Dutch fintech Move4Mobile has developed a mobile payments app for Hakrinbank, bringing online payments to Suriname, the smallest country in South America.
The app, named Mopé, will enable anyone with a smartphone to make purchases and transfer money electronically in a country where the majority of transactions are performed using cash.
Mopé provides a mobile wallet from which payment requests can be made using a QR code to receive funds in a number of currencies from elsewhere in the world.
A former Dutch colony, one third of all Surinamese people live in the Netherlands, which would make Mopé a useful tool for sending funds to family back home.

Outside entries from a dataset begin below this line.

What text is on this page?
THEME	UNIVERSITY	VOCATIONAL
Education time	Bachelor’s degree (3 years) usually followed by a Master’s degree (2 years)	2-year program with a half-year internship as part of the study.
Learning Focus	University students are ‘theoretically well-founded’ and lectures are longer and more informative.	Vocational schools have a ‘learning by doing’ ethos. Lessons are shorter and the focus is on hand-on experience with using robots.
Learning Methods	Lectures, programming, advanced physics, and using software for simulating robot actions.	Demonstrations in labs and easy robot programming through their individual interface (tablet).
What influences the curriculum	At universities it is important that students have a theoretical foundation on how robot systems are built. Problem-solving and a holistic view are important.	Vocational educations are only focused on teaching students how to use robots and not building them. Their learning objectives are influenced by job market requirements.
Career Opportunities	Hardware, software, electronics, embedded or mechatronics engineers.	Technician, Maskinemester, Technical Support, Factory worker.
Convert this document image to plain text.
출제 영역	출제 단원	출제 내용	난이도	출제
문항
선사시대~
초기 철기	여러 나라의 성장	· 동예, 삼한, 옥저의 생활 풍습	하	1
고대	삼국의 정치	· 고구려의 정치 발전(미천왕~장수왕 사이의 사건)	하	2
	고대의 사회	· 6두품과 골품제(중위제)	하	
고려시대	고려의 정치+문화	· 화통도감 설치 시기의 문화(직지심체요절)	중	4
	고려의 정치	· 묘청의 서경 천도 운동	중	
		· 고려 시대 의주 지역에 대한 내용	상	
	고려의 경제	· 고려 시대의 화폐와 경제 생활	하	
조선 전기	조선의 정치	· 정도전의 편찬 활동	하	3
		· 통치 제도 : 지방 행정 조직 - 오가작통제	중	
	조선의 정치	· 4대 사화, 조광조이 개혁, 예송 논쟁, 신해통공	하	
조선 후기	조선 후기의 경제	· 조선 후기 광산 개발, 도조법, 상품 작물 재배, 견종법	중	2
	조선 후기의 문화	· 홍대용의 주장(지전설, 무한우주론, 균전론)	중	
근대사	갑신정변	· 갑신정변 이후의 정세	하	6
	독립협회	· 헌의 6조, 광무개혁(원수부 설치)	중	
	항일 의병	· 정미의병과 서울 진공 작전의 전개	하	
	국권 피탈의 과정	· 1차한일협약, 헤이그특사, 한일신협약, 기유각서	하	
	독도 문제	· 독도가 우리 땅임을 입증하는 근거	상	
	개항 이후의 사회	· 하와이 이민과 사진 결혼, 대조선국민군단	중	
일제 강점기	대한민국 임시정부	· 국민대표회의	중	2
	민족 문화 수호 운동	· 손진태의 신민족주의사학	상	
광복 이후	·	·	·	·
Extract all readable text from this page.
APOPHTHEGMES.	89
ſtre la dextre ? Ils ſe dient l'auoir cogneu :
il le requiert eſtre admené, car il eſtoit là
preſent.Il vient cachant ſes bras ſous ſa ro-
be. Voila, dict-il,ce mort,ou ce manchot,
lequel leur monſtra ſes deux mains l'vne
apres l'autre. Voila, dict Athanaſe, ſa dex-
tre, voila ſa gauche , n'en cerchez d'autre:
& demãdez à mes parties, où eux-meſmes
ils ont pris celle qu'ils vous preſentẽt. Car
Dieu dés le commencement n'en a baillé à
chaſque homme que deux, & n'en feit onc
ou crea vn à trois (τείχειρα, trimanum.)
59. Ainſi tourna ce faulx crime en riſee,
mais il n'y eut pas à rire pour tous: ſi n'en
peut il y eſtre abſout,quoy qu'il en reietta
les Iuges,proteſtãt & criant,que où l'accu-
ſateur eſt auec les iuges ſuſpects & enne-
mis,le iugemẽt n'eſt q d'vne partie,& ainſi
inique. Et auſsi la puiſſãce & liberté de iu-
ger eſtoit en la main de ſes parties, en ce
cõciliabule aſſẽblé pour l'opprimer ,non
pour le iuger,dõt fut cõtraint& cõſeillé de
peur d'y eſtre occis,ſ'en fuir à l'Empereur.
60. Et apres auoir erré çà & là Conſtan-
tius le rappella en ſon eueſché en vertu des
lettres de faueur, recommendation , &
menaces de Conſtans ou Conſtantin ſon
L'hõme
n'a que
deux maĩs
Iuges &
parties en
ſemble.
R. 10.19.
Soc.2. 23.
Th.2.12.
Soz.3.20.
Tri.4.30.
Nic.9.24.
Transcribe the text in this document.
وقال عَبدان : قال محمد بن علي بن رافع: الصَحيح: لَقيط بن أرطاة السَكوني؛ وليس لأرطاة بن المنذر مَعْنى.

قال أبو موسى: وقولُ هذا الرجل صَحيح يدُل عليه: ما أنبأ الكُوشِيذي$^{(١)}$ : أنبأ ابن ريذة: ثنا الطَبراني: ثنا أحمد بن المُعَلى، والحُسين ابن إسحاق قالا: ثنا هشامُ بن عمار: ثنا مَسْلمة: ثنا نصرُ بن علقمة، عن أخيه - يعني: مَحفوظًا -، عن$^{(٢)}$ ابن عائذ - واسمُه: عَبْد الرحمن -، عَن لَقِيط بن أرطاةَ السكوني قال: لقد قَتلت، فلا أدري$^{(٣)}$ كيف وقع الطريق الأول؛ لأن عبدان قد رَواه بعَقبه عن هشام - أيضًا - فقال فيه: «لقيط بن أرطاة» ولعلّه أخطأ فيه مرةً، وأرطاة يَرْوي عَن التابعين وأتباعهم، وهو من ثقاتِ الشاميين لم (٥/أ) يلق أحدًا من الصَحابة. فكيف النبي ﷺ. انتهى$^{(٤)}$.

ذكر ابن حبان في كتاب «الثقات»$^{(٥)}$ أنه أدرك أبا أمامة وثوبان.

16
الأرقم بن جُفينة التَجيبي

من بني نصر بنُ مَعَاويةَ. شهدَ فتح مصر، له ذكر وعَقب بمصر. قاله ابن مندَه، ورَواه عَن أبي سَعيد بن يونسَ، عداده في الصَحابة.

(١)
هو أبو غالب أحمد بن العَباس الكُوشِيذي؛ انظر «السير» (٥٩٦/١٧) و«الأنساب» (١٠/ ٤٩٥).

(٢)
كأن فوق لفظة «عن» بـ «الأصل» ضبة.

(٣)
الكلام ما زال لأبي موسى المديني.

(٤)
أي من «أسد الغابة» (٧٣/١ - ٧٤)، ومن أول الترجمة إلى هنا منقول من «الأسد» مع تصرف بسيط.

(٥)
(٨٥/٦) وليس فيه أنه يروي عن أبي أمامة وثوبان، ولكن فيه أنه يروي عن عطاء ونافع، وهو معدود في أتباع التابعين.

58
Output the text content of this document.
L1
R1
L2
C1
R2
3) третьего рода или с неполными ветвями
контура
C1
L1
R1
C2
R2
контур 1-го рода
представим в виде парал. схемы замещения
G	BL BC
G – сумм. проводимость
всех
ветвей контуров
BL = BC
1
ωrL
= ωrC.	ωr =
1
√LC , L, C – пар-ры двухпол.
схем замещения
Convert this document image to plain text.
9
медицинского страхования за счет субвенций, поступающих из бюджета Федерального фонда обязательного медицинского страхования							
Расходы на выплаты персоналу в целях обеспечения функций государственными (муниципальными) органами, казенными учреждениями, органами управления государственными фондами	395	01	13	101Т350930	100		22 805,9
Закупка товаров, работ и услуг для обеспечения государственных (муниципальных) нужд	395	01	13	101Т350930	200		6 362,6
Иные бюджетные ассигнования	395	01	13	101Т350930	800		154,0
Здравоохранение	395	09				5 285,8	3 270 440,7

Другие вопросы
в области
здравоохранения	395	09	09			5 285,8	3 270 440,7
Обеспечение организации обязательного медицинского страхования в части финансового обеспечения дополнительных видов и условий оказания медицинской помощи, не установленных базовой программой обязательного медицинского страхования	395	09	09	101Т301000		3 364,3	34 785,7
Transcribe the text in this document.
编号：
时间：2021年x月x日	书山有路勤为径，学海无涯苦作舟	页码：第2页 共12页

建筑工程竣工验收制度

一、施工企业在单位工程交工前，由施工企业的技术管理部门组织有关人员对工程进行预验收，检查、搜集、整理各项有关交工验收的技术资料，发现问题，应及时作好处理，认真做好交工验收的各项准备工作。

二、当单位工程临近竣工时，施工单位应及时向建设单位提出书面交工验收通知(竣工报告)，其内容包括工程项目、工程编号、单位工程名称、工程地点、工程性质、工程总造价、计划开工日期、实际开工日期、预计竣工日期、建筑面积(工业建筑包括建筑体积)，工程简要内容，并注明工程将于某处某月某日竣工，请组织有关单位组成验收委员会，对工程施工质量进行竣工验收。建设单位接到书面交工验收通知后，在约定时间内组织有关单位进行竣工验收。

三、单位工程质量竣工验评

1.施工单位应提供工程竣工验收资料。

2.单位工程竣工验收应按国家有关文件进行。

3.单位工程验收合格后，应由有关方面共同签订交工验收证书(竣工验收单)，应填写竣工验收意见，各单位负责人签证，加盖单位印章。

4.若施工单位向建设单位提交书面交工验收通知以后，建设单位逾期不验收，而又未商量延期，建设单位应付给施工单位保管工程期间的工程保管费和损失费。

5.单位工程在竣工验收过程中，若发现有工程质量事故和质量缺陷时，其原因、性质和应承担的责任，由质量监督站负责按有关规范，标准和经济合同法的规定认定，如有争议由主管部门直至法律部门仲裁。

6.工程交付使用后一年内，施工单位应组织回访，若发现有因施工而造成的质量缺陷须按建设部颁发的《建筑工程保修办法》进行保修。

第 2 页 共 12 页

Large numbers of people in Suriname do not own a bank account, but Move4Mobile argues that "smartphone penetration is very high", among the country's population of 583,000.
"If you look at the actual percentage of people using a mobile subscription, it's almost 60% of the population," founder of Move4Mobile, Jan Gerard Gerrits, tells Finextra.
Based on active internet user data provided by Hootsuite, there are 330,000 active mobile internet users in Suriname.
To enable widespread use of the app among Surimanese, there will also need to be considerable uptake by merchants.
Hakrinbank has 16 launch partners and has also created apps specifically for receiving funds, which could be beneficial to gig economy workers.
"We need the merchants to get it all going, that is why we got them involved in the project from the beginning and we asked them about their needs," Gerrits adds.
"Think about the use case of drivers of trucks that are getting paid in cash for delivery. They can use the 'receive-only' variant of the wallet and drive safely without big amounts of cash."